Le tensioni tra Kosovo e Serbia
Il secondo tema è stato quello delle tensioni tra Kosovo e Serbia, nonostante Rama avesse dichiarato che la questione non sarebbe stata discussa. Durante la conferenza di fine summit, il cancelliere tedesco Olaf Scholz ha affermato che sia l’UE che la Germania rimangono in attesa degli esiti dell’indagine portata avanti dalle autorità kosovare sull’attacco del 24 settembre, auspicando collaborazione da parte serba. Inoltre, Scholz ha ribadito che la messa in atto degli accordi precedenti tra Belgrado e Pristina, tra cui anche quelli inerenti all’associazione delle municipalità serbe, rimane fondamentale.
Anche von der Leyen si era espressa sulle tensioni tra Belgrado e Pristina il giorno prima del summit, confermando la fiducia nel dialogo guidato dall’UE come mezzo adeguato per la normalizzazione delle relazioni tra i due paesi, così come la necessità di implementare l’accordo di Ohrid dello scorso marzo. Su quest’ultimo e sulla proposta d’accordo presentata dall’UE nel febbraio scorso si è espresso Albin Kurti, che ha affermato di aver chiesto, senza successo, alla premier serba Brnabić di firmare entrambi durante il summit.
Tra nuovi e vecchi accordi
Oltre alle varie discussioni, durante il vertice i leader dei Balcani occidentali hanno anche raggiunto un accordo sul riconoscimento delle qualifiche professionali di infermieri, veterinari, farmacisti e ostetriche all’interno della regione. Essi si aggiungono ai tre accordi di mobilità regionale firmati durante il summit dell’anno scorso, ovvero quelli sul riconoscimento dei documenti d’identità, dei titoli di studio superiore e delle qualifiche professionali di dottori, dentisti e architetti.
Per questi ultimi manca tuttora il completamento delle procedure di ratifica interna della Bosnia-Erzegovina e del Montenegro. Su Sarajevo pende il veto del membro serbo della presidenza tripartita Željka Cvijanović ed è legato al non riconoscimento dell’indipendenza del Kosovo. A Podgorica, invece, si attende ancora l’insediamento del nuovo governo a seguito delle elezioni dello scorso giugno.
Un summit davvero storico?
Solo il tempo dirà se si è trattato di un summit storico dal punto di vista dei contenuti. I recenti eventi in ambito internazionale, in particolare la guerra in Ucraina, hanno sicuramente dato nuova linfa alle prospettive d’accesso dei Balcani occidentali.

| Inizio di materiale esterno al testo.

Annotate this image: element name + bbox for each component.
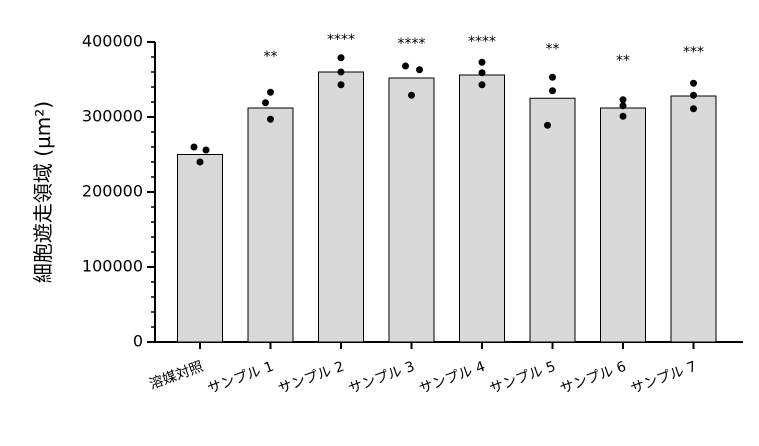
bar [670,95,717,343]
data-point [267,115,274,123]
data-point [262,99,269,107]
y-tick-label: 400000 [82,32,143,51]
data-point [478,69,486,77]
significance-label: ** [546,42,560,58]
bar [247,107,294,343]
x-tick-label: サンプル 4 [417,359,487,398]
significance-label: **** [468,34,496,50]
bar [600,107,646,343]
data-point [478,58,486,66]
data-point [190,143,198,151]
data-point [619,102,627,110]
x-tick-label: サンプル 7 [629,359,699,398]
bar [388,77,435,343]
x-tick-label: 溶媒対照 [147,359,205,393]
data-point [416,66,423,74]
x-tick-label: サンプル 1 [206,359,276,398]
data-point [408,91,415,99]
data-point [337,81,345,89]
data-point [337,54,345,62]
x-tick-label: サンプル 3 [347,359,417,398]
y-tick-label: 300000 [82,107,143,126]
data-point [619,112,627,120]
data-point [690,105,697,113]
y-axis-label: 細胞遊走領域 (µm²) [31,101,55,283]
y-tick-label: 100000 [82,257,143,276]
data-point [619,96,627,104]
data-point [402,62,409,70]
data-point [202,146,210,154]
data-point [690,79,697,87]
bar [177,154,223,343]
data-point [196,158,204,166]
significance-label: **** [398,36,426,52]
y-tick-label: 200000 [82,182,143,201]
data-point [549,87,556,95]
significance-label: **** [327,32,355,48]
x-tick-label: サンプル 6 [558,359,628,398]
y-tick-label: 0 [133,332,143,351]
data-point [478,81,486,89]
significance-label: *** [683,45,704,61]
bar [459,74,505,343]
significance-label: ** [616,53,630,69]
x-tick-label: サンプル 5 [488,359,558,398]
bar [529,97,576,343]
data-point [549,73,556,81]
data-point [690,91,697,99]
data-point [544,121,551,129]
x-tick-label: サンプル 2 [276,359,346,398]
bar [318,71,364,343]
data-point [267,88,274,96]
data-point [337,68,345,76]
significance-label: ** [264,49,278,65]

Il piano di crescita presentato da von der Leyen va nella direzione di un’integrazione graduale della regione nell’Unione, con la proposta di completa adesione entro il 2030 a fare da stella polare.
Inoltre, le crescenti tensioni tra Kosovo e Serbia, sulle quali Bruxelles da anni fatica ad agire come mediatore in maniera efficace, dimostrano che tali prospettive d’adesione non dipendono solo da una maggiore convergenza economica tra Balcani occidentali e UE. Oltre ad essa, serve una maggiore e sostanziale convergenza politica, che dimostri una reale interesse da entrambe le parti a portare a termine un processo d’integrazione che sembra non avere fine.